The radius of Io, also a moon of Jupiter, is about 1821.6 kilometers, or diameter of about 3643.2 kilometers. Io's diameter in miles is about 2262.42 miles. Titan, the largest moon of Saturn, has a diameter of about 5,150 kilometers, or approximately 3,200 miles. The radius of the moon of Jupiter named Europa is approximately 1560.8 kilometers, or about a 3121.6 kilometers diameter. In miles Europa's diameter is about 1938.52 miles. Another moon of Jupiter named Callisto has a radius of approximately 2410.3 kilometers, making its diameter approximately 4820.6 kilometers. In miles, the diameter of Callisto is approximately 2993.59 miles.
The diameter of Pluto is about 2,360 kilometers, or in miles it is 1465.56 miles. The radius of Mercury is 2,439.7 kilometers, or a diameter of 4879.4 kilometers. The diameter in miles is approximately 3030.11 miles.
Going by NASA's figures above, Jupiter’s moon Ganymede and Saturn’s moon Titan are both probably bigger than Mercury, Pluto and Eris. This seems to make all three the correct size to be "dwarf" planets; one reason Pluto should not be classified as a dwarf planet.
Eris has an aphelion of 9,068,609,883 miles (97.56 AU) and a perihelion of 3,582,660,264 miles (38.54 AU). It was 96.7 AU from the sun in 2009, very close to its aphelion. It will be close to its perihelion again in about 2257. The perihelion is the closest a planet's orbit comes to the sun and the aphelion is the farthest a planet's orbit gets from the sun. Eris is probably the tenth planet of the solar system.

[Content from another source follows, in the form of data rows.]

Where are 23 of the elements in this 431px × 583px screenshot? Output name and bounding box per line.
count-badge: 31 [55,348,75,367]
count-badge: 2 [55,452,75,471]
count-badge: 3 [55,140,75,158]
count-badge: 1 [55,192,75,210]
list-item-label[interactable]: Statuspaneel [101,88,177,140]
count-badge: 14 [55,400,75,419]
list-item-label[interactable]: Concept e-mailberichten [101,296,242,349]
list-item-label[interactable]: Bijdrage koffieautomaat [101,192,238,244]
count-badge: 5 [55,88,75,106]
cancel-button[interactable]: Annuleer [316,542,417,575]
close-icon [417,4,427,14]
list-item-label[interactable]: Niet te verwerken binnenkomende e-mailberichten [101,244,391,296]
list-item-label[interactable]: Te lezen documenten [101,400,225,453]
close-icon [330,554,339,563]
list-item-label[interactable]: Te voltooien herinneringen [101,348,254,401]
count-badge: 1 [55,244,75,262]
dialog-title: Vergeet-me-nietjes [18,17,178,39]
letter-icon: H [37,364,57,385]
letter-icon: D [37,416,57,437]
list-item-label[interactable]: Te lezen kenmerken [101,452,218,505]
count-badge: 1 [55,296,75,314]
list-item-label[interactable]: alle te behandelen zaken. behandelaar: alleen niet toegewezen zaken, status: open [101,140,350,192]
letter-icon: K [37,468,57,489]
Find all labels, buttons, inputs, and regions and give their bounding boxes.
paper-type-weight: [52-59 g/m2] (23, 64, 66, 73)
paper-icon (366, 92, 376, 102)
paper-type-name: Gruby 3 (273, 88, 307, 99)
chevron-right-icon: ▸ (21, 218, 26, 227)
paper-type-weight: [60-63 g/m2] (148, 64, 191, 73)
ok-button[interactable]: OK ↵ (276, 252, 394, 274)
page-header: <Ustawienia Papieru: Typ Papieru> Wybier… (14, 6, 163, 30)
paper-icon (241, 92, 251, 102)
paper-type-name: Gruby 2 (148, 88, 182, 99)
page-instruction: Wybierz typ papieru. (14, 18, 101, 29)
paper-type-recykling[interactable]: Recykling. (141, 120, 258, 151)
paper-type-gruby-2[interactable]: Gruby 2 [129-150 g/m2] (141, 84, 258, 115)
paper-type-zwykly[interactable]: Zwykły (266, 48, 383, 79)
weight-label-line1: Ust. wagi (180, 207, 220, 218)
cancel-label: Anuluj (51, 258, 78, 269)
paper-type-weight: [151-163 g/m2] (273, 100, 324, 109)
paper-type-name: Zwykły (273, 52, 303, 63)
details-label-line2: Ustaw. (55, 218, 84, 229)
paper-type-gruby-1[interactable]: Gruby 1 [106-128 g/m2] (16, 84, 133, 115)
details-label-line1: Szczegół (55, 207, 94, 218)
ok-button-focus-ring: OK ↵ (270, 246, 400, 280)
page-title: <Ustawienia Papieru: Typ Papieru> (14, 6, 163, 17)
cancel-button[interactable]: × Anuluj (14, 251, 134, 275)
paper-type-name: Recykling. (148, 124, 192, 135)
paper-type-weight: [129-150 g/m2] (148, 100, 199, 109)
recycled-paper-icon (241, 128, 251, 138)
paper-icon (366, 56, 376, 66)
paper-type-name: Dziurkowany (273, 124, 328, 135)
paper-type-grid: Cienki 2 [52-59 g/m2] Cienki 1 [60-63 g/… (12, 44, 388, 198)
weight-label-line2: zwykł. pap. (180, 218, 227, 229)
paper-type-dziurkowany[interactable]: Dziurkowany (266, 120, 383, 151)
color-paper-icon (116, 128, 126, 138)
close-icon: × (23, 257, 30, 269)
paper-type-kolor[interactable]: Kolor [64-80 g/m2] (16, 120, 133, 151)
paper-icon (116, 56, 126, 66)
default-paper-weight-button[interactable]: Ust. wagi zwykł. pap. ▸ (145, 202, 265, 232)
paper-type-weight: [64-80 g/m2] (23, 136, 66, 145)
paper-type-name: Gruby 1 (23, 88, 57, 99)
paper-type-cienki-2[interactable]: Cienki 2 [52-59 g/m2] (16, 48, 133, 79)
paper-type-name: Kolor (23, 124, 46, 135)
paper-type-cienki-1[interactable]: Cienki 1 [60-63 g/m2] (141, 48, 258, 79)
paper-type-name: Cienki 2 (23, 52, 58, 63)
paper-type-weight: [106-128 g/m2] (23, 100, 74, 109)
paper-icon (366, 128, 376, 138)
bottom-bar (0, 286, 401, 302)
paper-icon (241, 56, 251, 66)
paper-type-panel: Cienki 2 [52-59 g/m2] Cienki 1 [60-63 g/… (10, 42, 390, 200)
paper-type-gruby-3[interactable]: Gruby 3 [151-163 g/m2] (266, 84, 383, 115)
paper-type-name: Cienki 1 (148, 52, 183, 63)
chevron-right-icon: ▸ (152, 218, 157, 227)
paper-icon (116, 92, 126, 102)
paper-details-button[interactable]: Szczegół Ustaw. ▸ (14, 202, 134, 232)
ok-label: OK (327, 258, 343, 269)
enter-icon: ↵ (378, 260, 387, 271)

The perihelion of Pluto is 2,756,872,958 miles (29.667 AU) and the aphelion is 4,583,311,152 miles (49.31 AU). The fact that Pluto’s probable aphelion (49.5 AU) is greater than Eris’ probable perihelion (37.9 AU) is why Pluto and Eris are expected to change places with respect to their distance to the sun.
The Hubble space telescope can only take pictures of the largest objects on Pluto. Maybe the spacecraft named New Horizons launched in January 2006 and scheduled to arrive at Pluto in 2015 will find out more about the planet.
In 2006, the first new criteria for planets would have made it 12 planets in the solar system. The planets included the usual nine planets Mercury, Venus, Earth, Mars, Jupiter, Saturn, Neptune, Uranus and Pluto. It also included the asteroid Ceres that lies in the asteroid belt between Mars and Jupiter, the moon of Pluto Charon, and a newly discovered object, 2003 UB313. The newly discovered object 2003 UB313 is the aforementioned Eris.
The criteria required for a body in the solar system to be a planet was questioned in detail in 2006. Much discussion and disagreement took place. The first attempt increased the total number of planets to 12, but an alternate set of criteria that caused Pluto to be reclassified as a "dwarf" planet was accepted. However, there appear to be several reasons Pluto is still a planet of the solar system, including the fact that the moons Titan and Ganymede are also bigger than Mercury, Pluto has three moons, Eris is three times as far as Pluto is from the Sun and therefore not in its area, and only five percent of the astronomers were present in the meeting.